The madman jumped into their midst and pierced them with his eyes. "Whither is God?" he cried; "I will tell you. We have killed him---you and I. All of us are his murderers. But how did we do this? How could we drink up the sea? Who gave us the sponge to wipe away the entire horizon? What were we doing when we unchained this earth from its sun? Whither is it moving now? Whither are we moving? Away from all suns? Are we not plunging continually? Backward, sideward, forward, in all directions? Is there still any up or down? Are we not straying, as through an infinite nothing? Do we not feel the breath of empty space? Has it not become colder? Is not night continually closing in on us? Do we not need to light lanterns in the morning? Do we hear nothing as yet of the noise of the gravediggers who are burying God? Do we smell nothing as yet of the divine decomposition? Gods, too, decompose. God is dead. God remains dead. And we have killed him.
"How shall we comfort ourselves, the murderers of all murderers? What was holiest and mightiest of all that the world has yet owned has bled to death under our knives: who will wipe this blood off us? What water is there for us to clean ourselves? What festivals of atonement, what sacred games shall we have to invent? Is not the greatness of this deed too great for us? Must we ourselves not become gods simply to appear worthy of it? There has never been a greater deed; and whoever is born after us---for the sake of this deed he will belong to a higher history than all history hitherto."
Here the madman fell silent and looked again at his listeners; and they, too, were silent and stared at him in astonishment. At last he threw his lantern on the ground, and it broke into pieces and went out. "I have come too early," he said then; "my time is not yet. This tremendous event is still on its way, still wandering; it has not yet reached the ears of men. Lightning and thunder require time; the light of the stars requires time; deeds, though done, still require time to be seen and heard. This deed is still more distant from them than most distant stars---and yet they have done it themselves.

I read it again.

Then I read it again.

And again.

And again.

Confused isn't the right word, but it's the only one I can think of.

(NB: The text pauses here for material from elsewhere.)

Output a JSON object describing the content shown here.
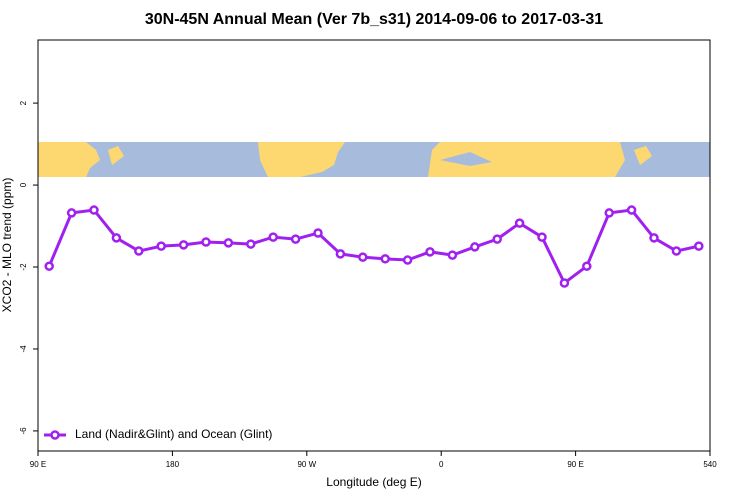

This was a coincidence. It couldn't be relevant to the bathroom, to the mail, to the pain. In frustration, I dashed the book against the table. It resulted in a resounding crack, a nebulous of dust, and a paper rectangle that fluttered to the floor. I was at odds with myself, still pretending coincidence existed. Deliberately, I reached down, apprehension coursing through my body, making my fingers shake. I haltingly clutched for what looked like a photo under the table. As I pulled it nearer my face, the masquerade of coincidence fully crumbled. Fuck Seattle.

I recognized the handwriting on the back of the postcard as if it was my own.

New values must replace the divine order. The death of God will allow human creativity to fully develop. You are the madman. The time is coming.

Fear isn't the right word, but it's the only one I can think of.